Time of the Locust by Morowa Yejide
A deeply imaginative debut novel about a family in crisis, Time of the Locust “deftly brings together the fantastic and the realistic, and touches on a variety of issues, from politics, race, and murder to disability, domestic tragedy, and myth…[and] spins them with gold and possibility” (The Washington Post). Sephiri is an autistic boy who lives in a world of his own making, where he dwells among imagined sea creatures that help him process information in the “real world” in which he is forced to live. But lately he has been having dreams of a mysterious place, and he starts creating fantastical sketches of this strange, inner world. Brenda, Sephiri’s mother, struggles with raising her challenged child alone.
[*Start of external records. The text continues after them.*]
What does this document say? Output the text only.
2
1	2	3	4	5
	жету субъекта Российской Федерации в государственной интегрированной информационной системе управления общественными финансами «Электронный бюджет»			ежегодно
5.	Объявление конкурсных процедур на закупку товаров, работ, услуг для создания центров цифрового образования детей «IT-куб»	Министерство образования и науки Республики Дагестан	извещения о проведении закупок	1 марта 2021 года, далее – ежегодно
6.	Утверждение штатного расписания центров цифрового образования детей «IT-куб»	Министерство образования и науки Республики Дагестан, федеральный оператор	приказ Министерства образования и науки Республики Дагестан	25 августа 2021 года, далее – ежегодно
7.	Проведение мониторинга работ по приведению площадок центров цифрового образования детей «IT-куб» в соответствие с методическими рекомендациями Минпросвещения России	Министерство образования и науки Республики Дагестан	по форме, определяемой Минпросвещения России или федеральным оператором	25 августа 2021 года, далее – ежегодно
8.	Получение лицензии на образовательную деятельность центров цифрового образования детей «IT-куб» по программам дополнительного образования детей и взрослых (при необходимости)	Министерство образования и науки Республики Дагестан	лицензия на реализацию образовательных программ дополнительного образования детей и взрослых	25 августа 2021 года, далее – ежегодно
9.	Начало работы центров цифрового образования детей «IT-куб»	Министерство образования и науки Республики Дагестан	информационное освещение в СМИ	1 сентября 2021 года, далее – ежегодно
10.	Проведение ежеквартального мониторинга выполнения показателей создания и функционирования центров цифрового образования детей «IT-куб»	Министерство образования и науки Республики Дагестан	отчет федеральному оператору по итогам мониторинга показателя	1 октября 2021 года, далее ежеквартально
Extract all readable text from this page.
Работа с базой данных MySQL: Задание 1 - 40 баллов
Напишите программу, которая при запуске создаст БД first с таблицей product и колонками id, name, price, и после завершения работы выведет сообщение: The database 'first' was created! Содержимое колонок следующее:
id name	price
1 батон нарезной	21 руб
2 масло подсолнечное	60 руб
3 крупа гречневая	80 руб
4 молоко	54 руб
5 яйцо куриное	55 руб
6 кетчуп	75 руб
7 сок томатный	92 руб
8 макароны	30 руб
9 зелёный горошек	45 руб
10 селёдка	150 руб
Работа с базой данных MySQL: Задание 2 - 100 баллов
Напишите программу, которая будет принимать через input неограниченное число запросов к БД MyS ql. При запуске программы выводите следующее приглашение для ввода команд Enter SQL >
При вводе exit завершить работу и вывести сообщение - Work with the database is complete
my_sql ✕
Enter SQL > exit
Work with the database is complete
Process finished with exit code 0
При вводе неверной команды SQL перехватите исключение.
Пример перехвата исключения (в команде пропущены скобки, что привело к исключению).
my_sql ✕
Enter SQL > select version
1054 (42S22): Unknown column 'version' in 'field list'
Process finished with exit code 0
Her only wish is to connect with him—a smile on his face would be a triumph. Sephiri’s father, Horus, is serving a life sentence in prison, making the days even lonelier for Brenda and Sephiri. Yet prison is still not enough to separate father and son. In the seventh year of his imprisonment and at the height of his isolation, Horus develops extraordinary mental abilities that allow him to reach his son. Memory and yearning carry him outside his body, and through the realities of their ordeals and dreamscape, Horus and Sephiri find each other—and find hope in ways never imagined. Deftly portrayed by the remarkably talented Morowa Yejidé, this “unique and astounding debut” (New York Times bestselling author Lalita Tademy) is a harrowing, mystical, and redemptive journey toward the union of a family.